Most cases of tinnitus are caused by damage to the inner ear. When everything is working, the hair cells within the inner ear are responsible for converting sound vibrations into electrical impulses, which are passed through the auditory nerve to the brain where they are interpreted as sound. Aging and exposure to loud sounds can damage these hair cells. Once damaged, the hair cells can begin to “leak,” randomly sending electric impulses to the brain that are not real because there is no sound source.
Additional causes include:
- Earwax blockage
- Ear bone issues
- Meniere’s disease
- TMJ disorders
- Head injury
- Acoustic neuroma
- Eustachian tube dysfunction
- Muscle spasms in the inner ear
- Head and neck tumors
- High blood pressure
Hearing Loss & Tinnitus
Nearly 90% of those with tinnitus also experience hearing loss.
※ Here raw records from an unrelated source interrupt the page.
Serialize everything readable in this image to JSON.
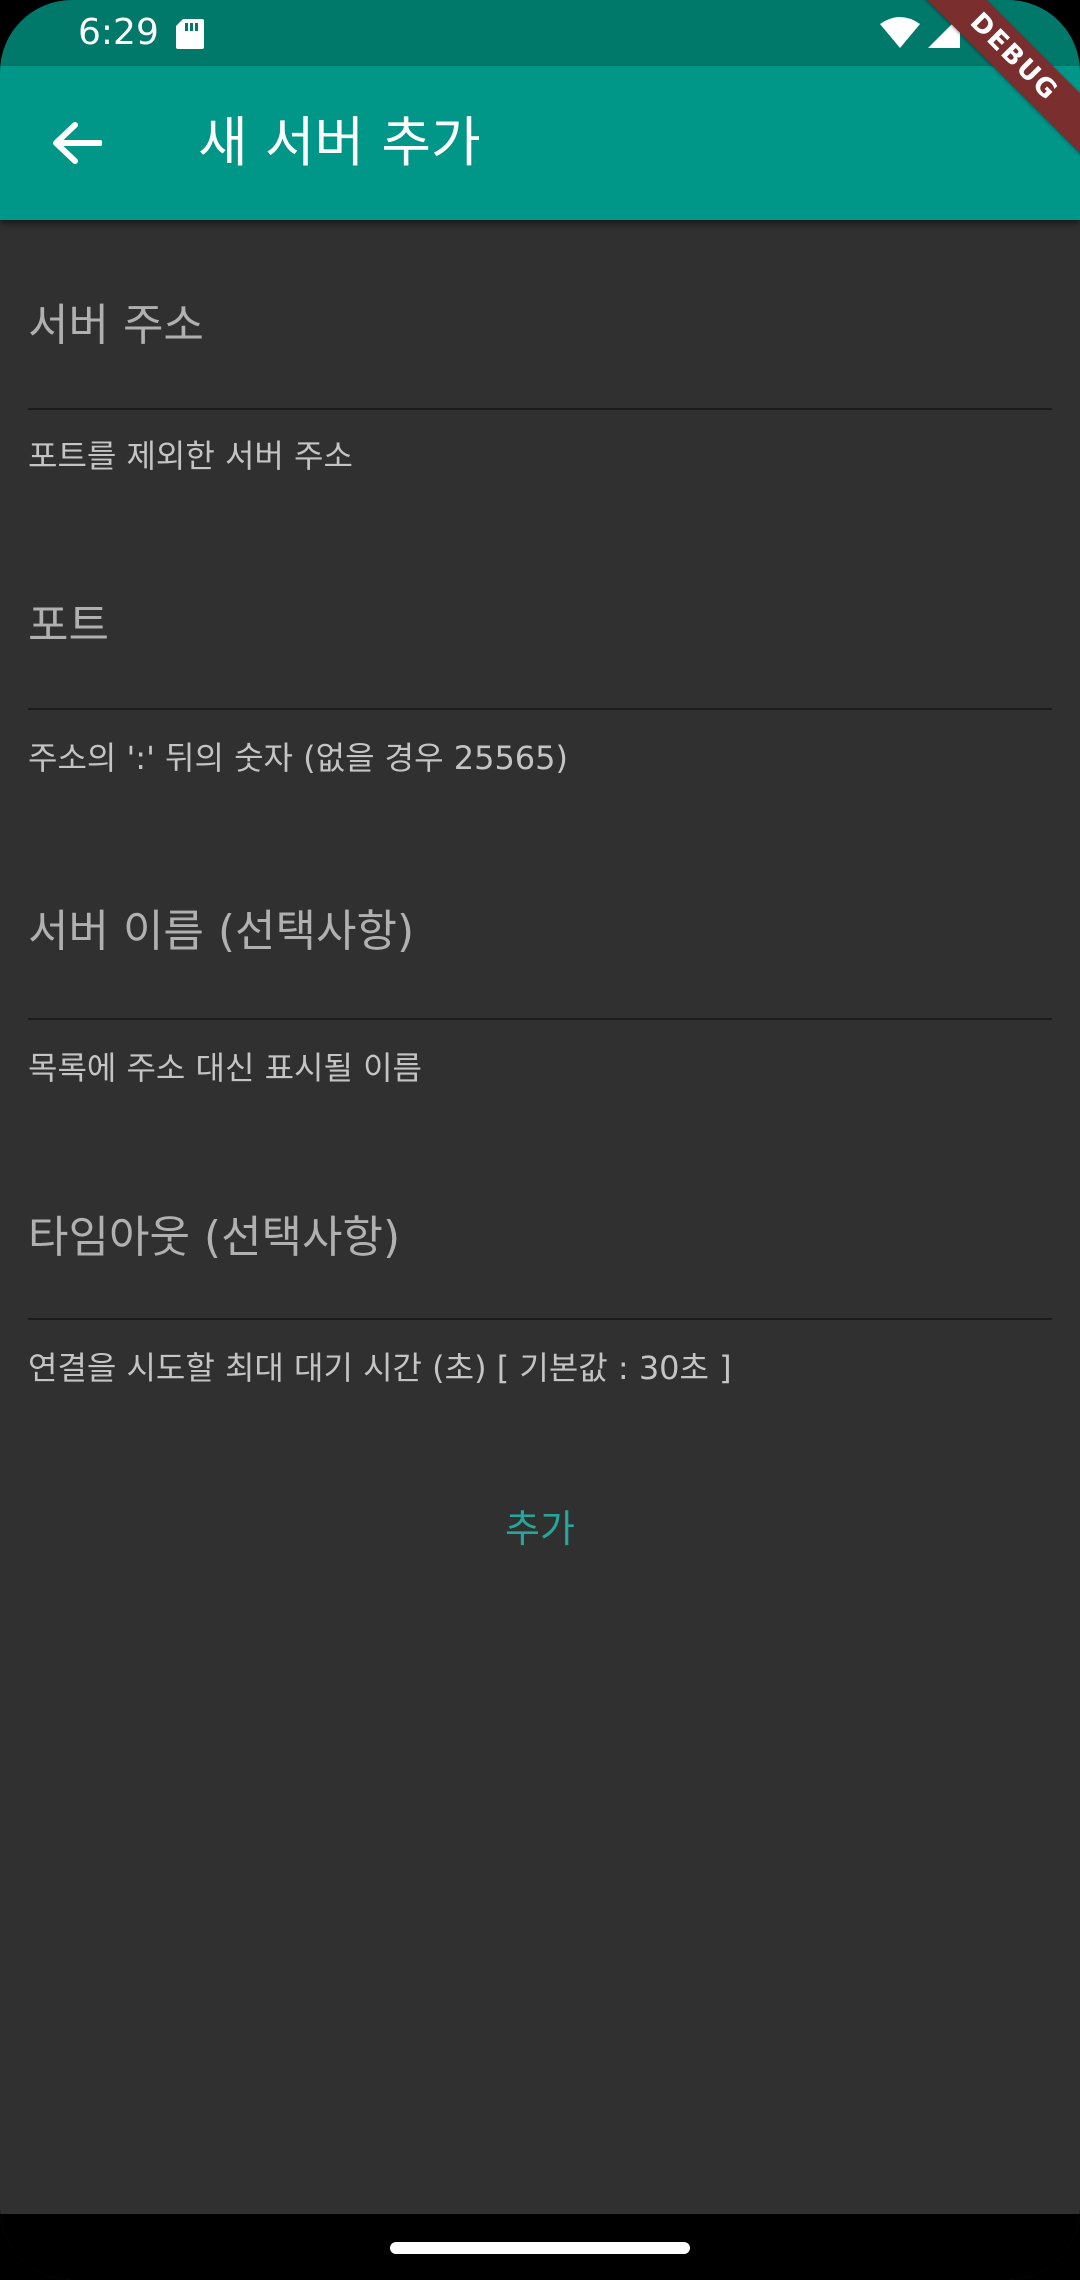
{
  "status_bar": {
    "time": "6:29",
    "icons": [
      "sd-card-icon",
      "wifi-icon",
      "cell-signal-icon",
      "battery-icon"
    ]
  },
  "app_bar": {
    "title": "새 서버 추가",
    "back_icon": "arrow-back-icon",
    "background": "#009688"
  },
  "debug_banner": "DEBUG",
  "form": {
    "fields": [
      {
        "label": "서버 주소",
        "helper": "포트를 제외한 서버 주소"
      },
      {
        "label": "포트",
        "helper": "주소의 ':' 뒤의 숫자 (없을 경우 25565)"
      },
      {
        "label": "서버 이름 (선택사항)",
        "helper": "목록에 주소 대신 표시될 이름"
      },
      {
        "label": "타임아웃 (선택사항)",
        "helper": "연결을 시도할 최대 대기 시간 (초) [ 기본값 : 30초 ]"
      }
    ],
    "submit_label": "추가"
  },
  "colors": {
    "status_bar": "#00796b",
    "app_bar": "#009688",
    "background": "#303030",
    "accent": "#26a69a",
    "debug": "#7a2e2e"
  }
}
A common cause of hearing loss includes damage to the inner ear, which explains the connection.
Meniere’s Disease & Tinnitus
This inner ear disorder is characterized by episodes of vertigo, fullness in the ear, hearing loss and tinnitus. While the cause is unknown, experts suspect Meniere’s disease is the result of an abnormal buildup of fluid within the inner ear due to improper drainage, abnormal immune response, viral infection or genetics.
Hyperacusis & Tinnitus
An abnormal sensitivity to ordinary environmental sounds is known as hyperacusis. Those with this condition report physical pain when exposed to specific sounds presented at a normal volume. A barking dog, someone chewing and even a vacuum cleaner can elicit this extreme reaction.
Tinnitus sufferers commonly experience this sensitivity to sounds.